In areas where physical airflow measurement is not practically possible, the air can be optionally controlled via ventilation modeling by predicting how much air is needed. The physical airflow measurement and model-based control are synchronized.

“It puts the right amount of air at the right place and the right time and does it efficiently,” said Nickel Rim mine operations technology leader Erik Bartsch. “It is something everyone here is excited about.”

The new system is making an impact in a number of key ways.

“We’re saving 10,500-megawatts a year and that is half of where we will end up. We will get at least twice that once we start optimizing the use of our service fans,” Bartsch said. “Another benefit is it has helped reduce our natural gas consumption. In November/December 2011, the system accounted for nine per cent savings in our natural gas consumption. And it is only the beginning of the savings. It has a big effect on our CO2 emissions and will help us reach our reduction targets. It’s about mining more efficiently, our impact on the environment and providing better working conditions. It’s win-win for us.”

The system has five implementation levels. Level 1 is manual control of everything from a central or remote location. Level 2 defines events that set how the system is run, such as what fans will run at what speed and when they run. Level 3 is pre-set flow control set by an operator or an event. Level 4 is the same as Level 3, but the flow is determined by location of personnel and/or machinery and machinery operating status.

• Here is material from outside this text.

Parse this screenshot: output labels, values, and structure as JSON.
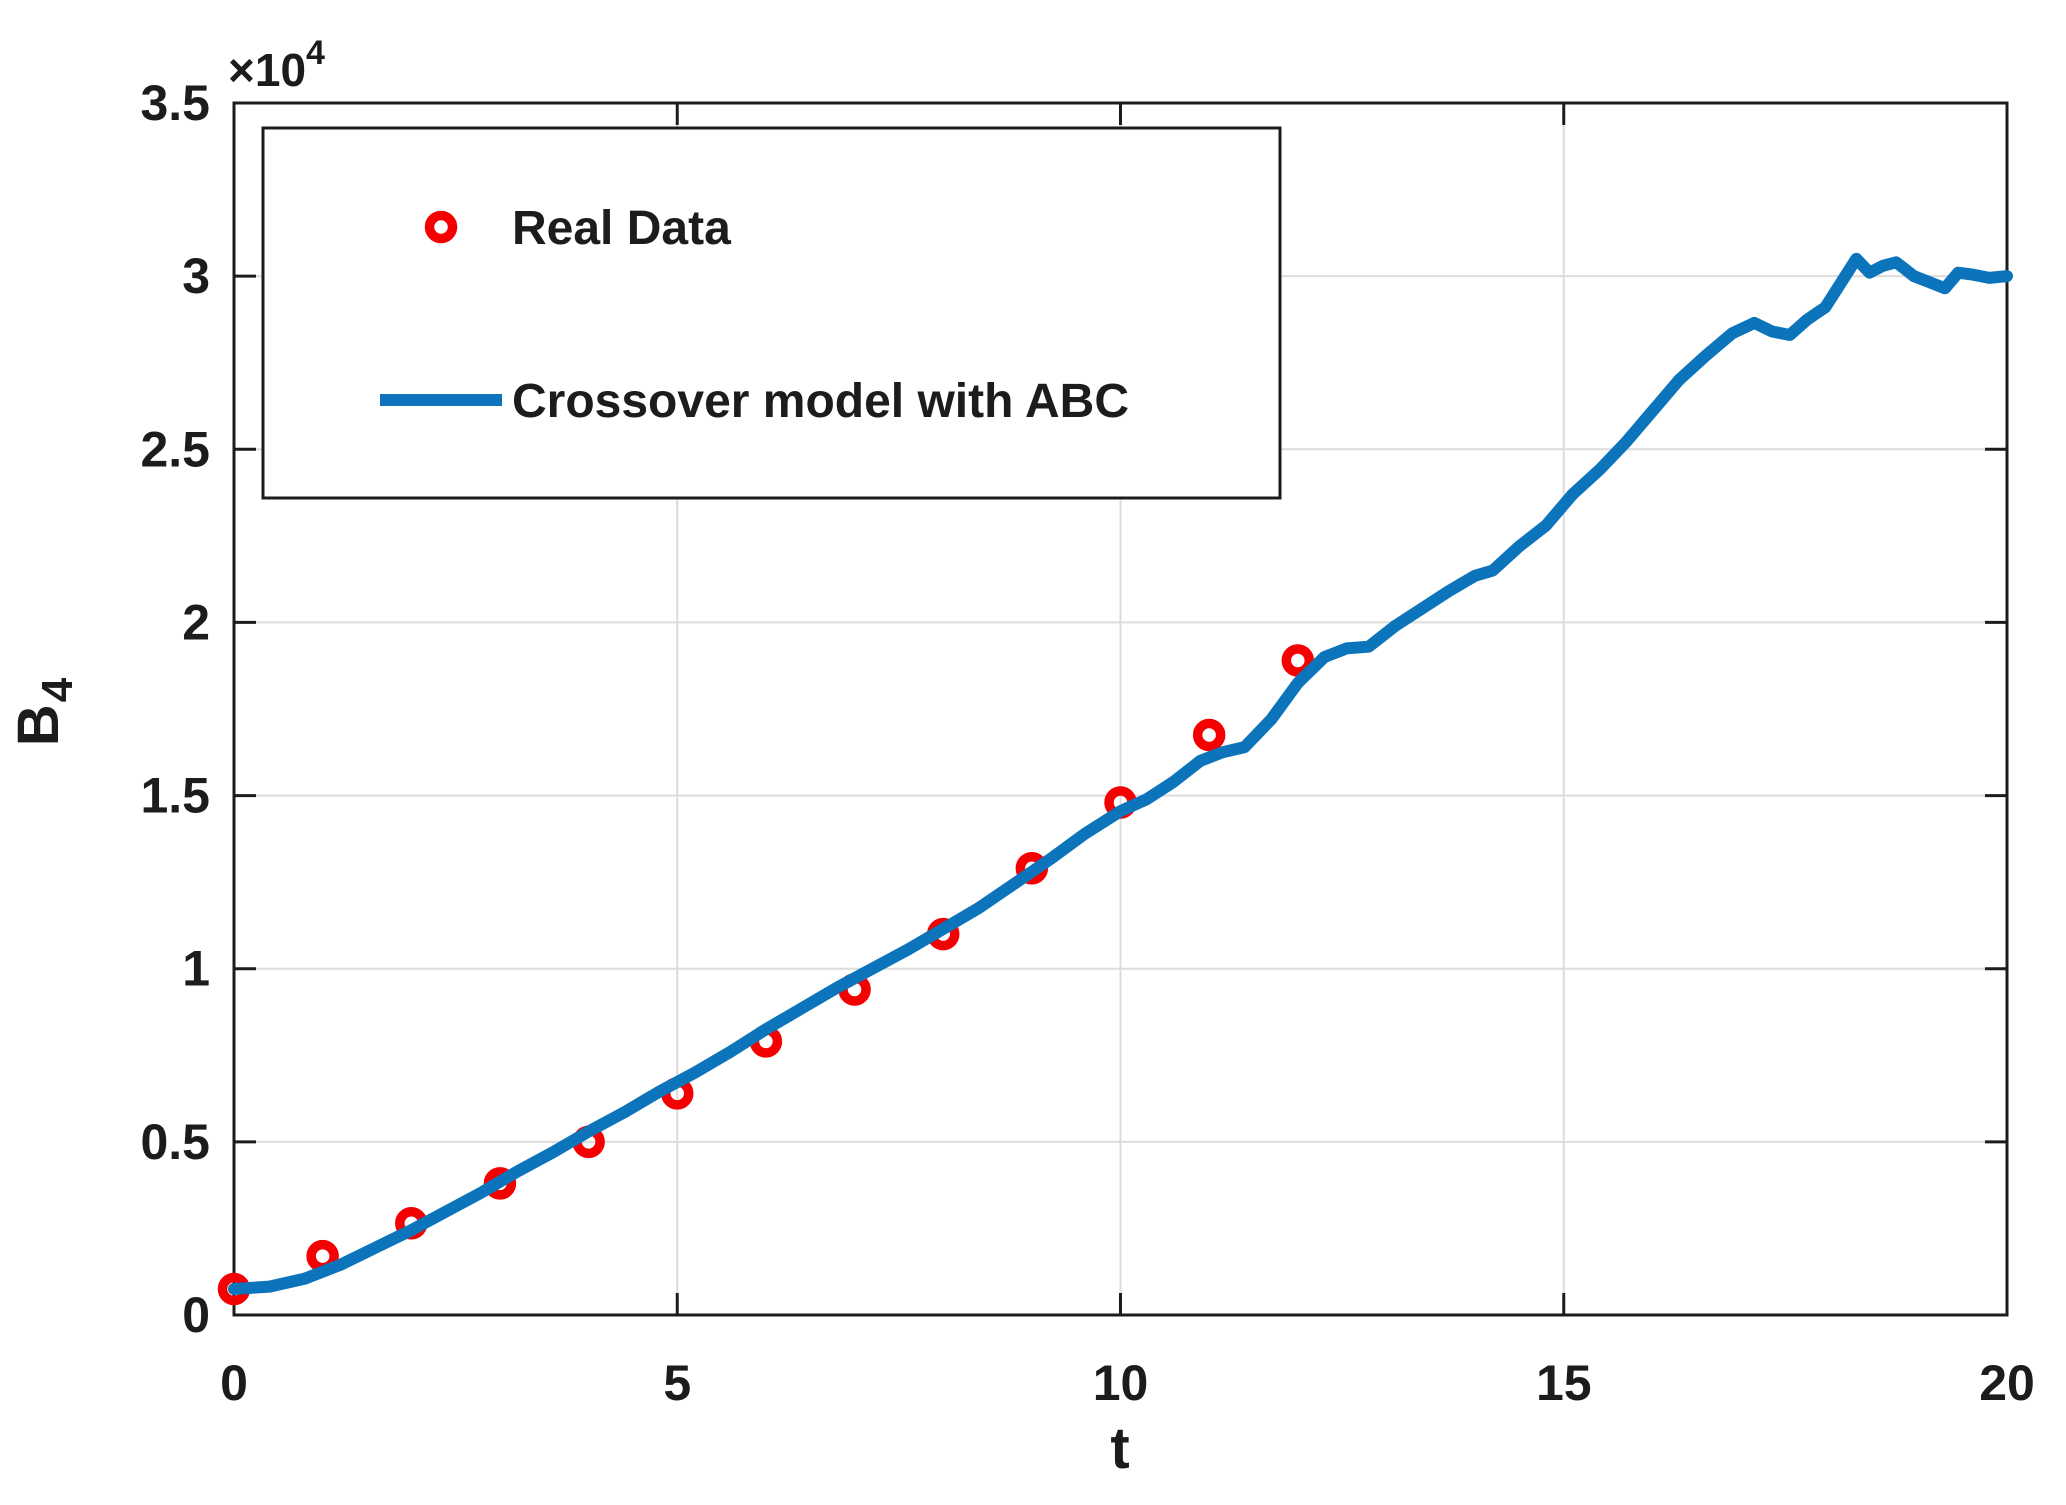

Level 5 is the optimization of the surface fan speed and air distribution throughout the mine.

“All five levels have been tested and meet Xstrata’s requirements,” Massé said. “Our system is second to none.”

The technology has been welcomed by Xstrata staff.

“I like the control it gives us,” said Nickel Rim mine systems engineer Ed McLaren. “This mine is limited in the amount of ventilation we get underground. We needed a system to get air where it is needed. This system allows us to do that.”

Xstrata is delighted with big cost savings on power consumption.

“It’s a good example of a bold approach,” said Nickel Rim mine director Peter Xavier. “We’re bringing mining to the next level. Electricity is a growing cost concern and ventilation is a big part of it. Ventilation systems of the past were very rigid. Having flexibility to put air where we need it and when we need it is an advantage.”

Simsmart is tackling the mining market with vigour.

“It has become our passion,” Massé said. “We can do a lot for the mining industry. The potential for growth for us is immense. Theoretically, every underground mine in the world needs this system at some capacity. There are other areas we know the technology has potential in, but right now we’re focused on mining.”

SmartEXEC is also currently operating at Claude Resources’ Santoy 8 Mine in Saskatchewan. The system is also ready to be installed and put into operation at Xstrata’s Raglan operation in Northern Quebec and Vale’s Totten Mine in Sudbury.